The department has partnered with the Regional Transportation District (RTD) and MillerCoors to provide free rides on all RTD bus, mall, and rail routes from 7 p.m. Thursday, December 31 through 11:59 p.m. on New Year’s Day. You can see detailed information on the routes and schedules by visiting CoorsLightFreeRides.com before going out or by calling 1-800-FREE-RIDES (1-800-373-3743). You can also get more information by texting “RIDE” to 90464 when you are making plans for going out.
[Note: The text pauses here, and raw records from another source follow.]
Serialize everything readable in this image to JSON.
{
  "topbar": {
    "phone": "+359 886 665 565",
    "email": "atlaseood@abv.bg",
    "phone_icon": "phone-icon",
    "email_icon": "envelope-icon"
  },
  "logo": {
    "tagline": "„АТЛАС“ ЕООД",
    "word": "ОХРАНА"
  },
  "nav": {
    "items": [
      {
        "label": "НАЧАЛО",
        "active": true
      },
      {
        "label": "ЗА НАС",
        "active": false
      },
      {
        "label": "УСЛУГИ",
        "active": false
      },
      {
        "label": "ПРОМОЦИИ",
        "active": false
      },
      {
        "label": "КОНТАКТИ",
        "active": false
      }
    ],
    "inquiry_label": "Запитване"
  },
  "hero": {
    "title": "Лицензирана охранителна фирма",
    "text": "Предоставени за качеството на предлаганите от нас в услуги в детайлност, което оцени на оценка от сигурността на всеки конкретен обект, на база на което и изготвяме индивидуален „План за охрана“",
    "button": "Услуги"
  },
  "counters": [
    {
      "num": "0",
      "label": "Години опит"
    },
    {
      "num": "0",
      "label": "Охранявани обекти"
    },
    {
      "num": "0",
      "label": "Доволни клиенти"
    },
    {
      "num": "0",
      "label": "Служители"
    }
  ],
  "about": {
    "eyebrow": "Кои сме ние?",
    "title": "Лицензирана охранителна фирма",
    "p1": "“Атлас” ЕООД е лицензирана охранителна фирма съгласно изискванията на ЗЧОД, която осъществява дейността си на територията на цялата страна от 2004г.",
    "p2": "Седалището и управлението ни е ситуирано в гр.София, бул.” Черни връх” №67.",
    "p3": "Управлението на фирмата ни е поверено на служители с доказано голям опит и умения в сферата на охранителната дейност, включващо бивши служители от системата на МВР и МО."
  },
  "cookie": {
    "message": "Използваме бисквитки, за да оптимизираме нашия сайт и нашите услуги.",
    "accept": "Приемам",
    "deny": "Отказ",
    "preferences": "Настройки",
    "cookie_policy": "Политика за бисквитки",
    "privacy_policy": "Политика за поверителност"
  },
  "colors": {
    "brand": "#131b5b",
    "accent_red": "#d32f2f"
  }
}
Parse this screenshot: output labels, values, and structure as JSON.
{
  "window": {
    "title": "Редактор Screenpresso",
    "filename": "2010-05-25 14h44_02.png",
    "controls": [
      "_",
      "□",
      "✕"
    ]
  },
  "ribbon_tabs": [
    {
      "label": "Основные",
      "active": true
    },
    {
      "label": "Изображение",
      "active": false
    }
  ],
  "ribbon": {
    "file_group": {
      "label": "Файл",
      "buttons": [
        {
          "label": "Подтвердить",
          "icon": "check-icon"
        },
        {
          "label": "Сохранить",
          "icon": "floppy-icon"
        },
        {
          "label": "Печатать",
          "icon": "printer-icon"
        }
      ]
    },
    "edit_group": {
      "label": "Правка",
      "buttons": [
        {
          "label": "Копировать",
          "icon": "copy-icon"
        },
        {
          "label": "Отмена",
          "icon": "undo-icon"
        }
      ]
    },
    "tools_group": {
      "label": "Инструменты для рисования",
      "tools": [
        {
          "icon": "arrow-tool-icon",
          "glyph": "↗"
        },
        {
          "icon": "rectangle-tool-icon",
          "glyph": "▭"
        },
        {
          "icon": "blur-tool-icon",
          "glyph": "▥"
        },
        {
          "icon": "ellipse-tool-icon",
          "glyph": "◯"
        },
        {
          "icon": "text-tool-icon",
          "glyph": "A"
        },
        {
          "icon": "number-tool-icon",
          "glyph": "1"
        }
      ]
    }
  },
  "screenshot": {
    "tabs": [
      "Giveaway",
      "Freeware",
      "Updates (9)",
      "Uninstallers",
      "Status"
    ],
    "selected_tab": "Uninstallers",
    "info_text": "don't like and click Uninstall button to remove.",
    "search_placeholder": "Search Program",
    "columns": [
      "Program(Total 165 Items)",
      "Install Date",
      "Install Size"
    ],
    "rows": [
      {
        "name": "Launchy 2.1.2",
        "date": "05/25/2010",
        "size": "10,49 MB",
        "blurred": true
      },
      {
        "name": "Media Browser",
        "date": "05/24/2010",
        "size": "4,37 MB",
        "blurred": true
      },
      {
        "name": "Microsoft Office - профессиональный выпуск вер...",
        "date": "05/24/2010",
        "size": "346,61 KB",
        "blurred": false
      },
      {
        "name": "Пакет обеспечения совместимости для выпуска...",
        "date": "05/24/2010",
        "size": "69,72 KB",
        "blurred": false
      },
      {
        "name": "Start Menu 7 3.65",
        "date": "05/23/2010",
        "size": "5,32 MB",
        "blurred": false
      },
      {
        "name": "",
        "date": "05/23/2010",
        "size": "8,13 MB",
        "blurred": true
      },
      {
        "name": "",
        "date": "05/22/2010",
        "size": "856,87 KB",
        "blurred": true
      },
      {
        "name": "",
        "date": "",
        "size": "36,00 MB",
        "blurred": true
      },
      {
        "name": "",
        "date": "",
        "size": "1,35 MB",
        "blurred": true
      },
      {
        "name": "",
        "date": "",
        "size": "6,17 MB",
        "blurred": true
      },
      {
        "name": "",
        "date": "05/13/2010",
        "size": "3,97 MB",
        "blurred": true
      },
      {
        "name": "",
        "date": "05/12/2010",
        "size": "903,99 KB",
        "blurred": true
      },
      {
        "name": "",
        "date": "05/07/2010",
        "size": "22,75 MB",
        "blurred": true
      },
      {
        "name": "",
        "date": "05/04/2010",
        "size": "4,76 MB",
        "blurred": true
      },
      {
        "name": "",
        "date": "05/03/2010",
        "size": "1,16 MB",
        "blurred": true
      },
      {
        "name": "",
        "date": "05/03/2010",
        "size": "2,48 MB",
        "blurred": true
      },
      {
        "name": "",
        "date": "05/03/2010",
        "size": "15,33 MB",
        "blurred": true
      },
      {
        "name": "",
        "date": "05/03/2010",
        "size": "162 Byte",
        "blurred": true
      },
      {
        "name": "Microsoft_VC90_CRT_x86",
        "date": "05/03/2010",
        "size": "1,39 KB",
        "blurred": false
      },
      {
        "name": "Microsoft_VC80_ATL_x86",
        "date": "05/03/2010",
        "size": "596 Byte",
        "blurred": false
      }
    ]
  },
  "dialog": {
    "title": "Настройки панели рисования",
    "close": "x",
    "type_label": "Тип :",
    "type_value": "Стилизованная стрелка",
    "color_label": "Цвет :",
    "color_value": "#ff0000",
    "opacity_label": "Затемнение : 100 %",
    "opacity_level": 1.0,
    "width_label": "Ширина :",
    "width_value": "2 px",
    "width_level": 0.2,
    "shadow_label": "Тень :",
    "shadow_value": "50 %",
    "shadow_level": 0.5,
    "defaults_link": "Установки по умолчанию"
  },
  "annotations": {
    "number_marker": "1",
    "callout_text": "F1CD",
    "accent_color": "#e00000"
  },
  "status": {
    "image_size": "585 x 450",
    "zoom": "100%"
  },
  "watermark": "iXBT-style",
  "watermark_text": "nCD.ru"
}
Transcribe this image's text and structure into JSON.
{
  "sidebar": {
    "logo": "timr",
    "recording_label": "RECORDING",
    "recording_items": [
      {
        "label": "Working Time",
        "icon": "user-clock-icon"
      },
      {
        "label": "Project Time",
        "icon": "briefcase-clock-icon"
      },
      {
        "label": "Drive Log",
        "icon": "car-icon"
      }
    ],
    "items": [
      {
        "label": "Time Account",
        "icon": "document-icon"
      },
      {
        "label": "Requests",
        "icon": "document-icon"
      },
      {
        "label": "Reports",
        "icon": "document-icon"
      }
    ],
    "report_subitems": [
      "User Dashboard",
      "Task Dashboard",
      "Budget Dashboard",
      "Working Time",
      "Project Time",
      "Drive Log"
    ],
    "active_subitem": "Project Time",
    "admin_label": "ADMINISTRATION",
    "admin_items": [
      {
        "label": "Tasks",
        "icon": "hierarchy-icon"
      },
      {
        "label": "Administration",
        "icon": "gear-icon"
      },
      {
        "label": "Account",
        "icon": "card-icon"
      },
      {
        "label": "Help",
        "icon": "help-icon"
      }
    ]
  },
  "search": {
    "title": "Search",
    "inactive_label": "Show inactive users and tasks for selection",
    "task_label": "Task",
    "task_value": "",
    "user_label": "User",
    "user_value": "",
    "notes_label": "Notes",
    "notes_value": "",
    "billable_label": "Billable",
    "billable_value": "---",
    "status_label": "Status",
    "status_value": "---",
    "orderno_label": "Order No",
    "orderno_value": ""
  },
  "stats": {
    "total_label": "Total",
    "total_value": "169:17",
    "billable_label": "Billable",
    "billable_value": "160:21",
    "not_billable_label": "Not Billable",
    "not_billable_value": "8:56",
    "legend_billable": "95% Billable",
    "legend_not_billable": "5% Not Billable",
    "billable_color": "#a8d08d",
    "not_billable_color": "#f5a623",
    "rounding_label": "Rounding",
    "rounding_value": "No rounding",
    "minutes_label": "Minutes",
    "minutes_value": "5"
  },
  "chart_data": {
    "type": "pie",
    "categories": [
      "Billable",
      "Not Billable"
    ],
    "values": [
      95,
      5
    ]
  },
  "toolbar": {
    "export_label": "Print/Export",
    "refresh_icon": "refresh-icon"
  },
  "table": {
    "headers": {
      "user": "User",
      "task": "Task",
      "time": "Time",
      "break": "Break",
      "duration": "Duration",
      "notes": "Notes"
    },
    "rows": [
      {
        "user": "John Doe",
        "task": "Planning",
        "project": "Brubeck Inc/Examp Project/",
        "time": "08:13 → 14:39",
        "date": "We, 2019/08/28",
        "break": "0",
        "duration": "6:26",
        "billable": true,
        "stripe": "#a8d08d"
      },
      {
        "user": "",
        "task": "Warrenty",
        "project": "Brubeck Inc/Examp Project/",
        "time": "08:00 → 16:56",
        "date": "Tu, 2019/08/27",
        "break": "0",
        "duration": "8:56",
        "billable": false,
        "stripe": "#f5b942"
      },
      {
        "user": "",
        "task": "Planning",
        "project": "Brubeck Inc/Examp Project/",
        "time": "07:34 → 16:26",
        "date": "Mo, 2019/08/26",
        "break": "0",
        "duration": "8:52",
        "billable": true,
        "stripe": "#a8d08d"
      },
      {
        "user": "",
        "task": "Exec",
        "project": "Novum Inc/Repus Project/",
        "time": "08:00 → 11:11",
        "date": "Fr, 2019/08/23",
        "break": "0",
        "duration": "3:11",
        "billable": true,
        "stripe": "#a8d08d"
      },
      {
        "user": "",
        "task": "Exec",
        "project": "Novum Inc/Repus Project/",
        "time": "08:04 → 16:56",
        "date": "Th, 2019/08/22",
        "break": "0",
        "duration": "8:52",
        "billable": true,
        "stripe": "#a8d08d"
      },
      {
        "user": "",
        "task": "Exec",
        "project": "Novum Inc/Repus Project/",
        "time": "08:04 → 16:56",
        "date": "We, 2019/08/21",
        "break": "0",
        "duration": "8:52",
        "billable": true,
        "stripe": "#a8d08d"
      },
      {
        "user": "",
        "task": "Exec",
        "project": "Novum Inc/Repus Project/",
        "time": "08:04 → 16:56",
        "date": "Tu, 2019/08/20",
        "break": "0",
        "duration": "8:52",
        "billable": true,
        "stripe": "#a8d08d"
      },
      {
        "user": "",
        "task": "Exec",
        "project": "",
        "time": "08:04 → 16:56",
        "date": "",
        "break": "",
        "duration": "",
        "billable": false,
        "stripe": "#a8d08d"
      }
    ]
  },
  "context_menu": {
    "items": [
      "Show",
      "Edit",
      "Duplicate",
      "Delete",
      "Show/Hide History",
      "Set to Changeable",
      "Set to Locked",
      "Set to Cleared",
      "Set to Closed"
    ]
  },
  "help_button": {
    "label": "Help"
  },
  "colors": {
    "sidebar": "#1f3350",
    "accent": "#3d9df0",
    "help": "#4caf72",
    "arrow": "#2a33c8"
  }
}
In addition, at least two Colorado law firms are offering to reimburse people for New Year’s Eve taxi fares: Sawayalaw.com in the Denver metro area, and mcdivittlaw.com for Colorado Springs and Pueblo.
Darrell Lingk, director of CDOT’s Office of Transportation Safety, said:
DUI’s are completely preventable and no one should have to deal with losing a loved one entering the New Year. With the increase in rideshare services and alternative transportation options, there really is no excuse for a DUI. Many of these programs even offer special promotions on New Year’s to help get you home safely.
Col. Scott Hernandez, chief of the Colorado State Patrol, urges Coloradans to help prevent friends and family from driving while impaired. All law enforcement agencies will be “highly visible” over the New Year’s holiday with a higher than usual number of DUI patrols, he said. And they will be arresting and citing people “who make the poor choice to drive while impaired by alcohol or drugs.”
Avoiding Impaired Driving
During the same enforcement period last year, law enforcement officers arrested 329 drivers throughout the state for DUI. The highest numbers were 50 by the Colorado State Patrol; 49 by the Aurora Police Department; 47 by Denver Police; and 32 by the Colorado Springs Police Department.
The Coloradan writes that the “R-U-Buzzed BAC Calculator” is a free app available for both iPhone and Android that can help you to calculate your blood-alcohol level by computing your gender, weight, the number of hours you have been drinking, and the amount of beer, liquor and wine you have had. Although the app’s results can’t be used as legal evidence, The Coloradan writes, the BAC number it gives you can help you determine if you are too impaired to drive.
CDOT offers the following tips for party hosts to help prevent impaired driving:
- Have a lot of food and non-alcoholic drinks available
- When serving alcohol, use smaller cups to discourage guests from drinking large amounts
- Stop serving alcohol at least one hour before the end of the party
- Plan to have activities and games that do not require alcohol
- Don’t think twice about taking someone’s keys if he or she has had too much to drink.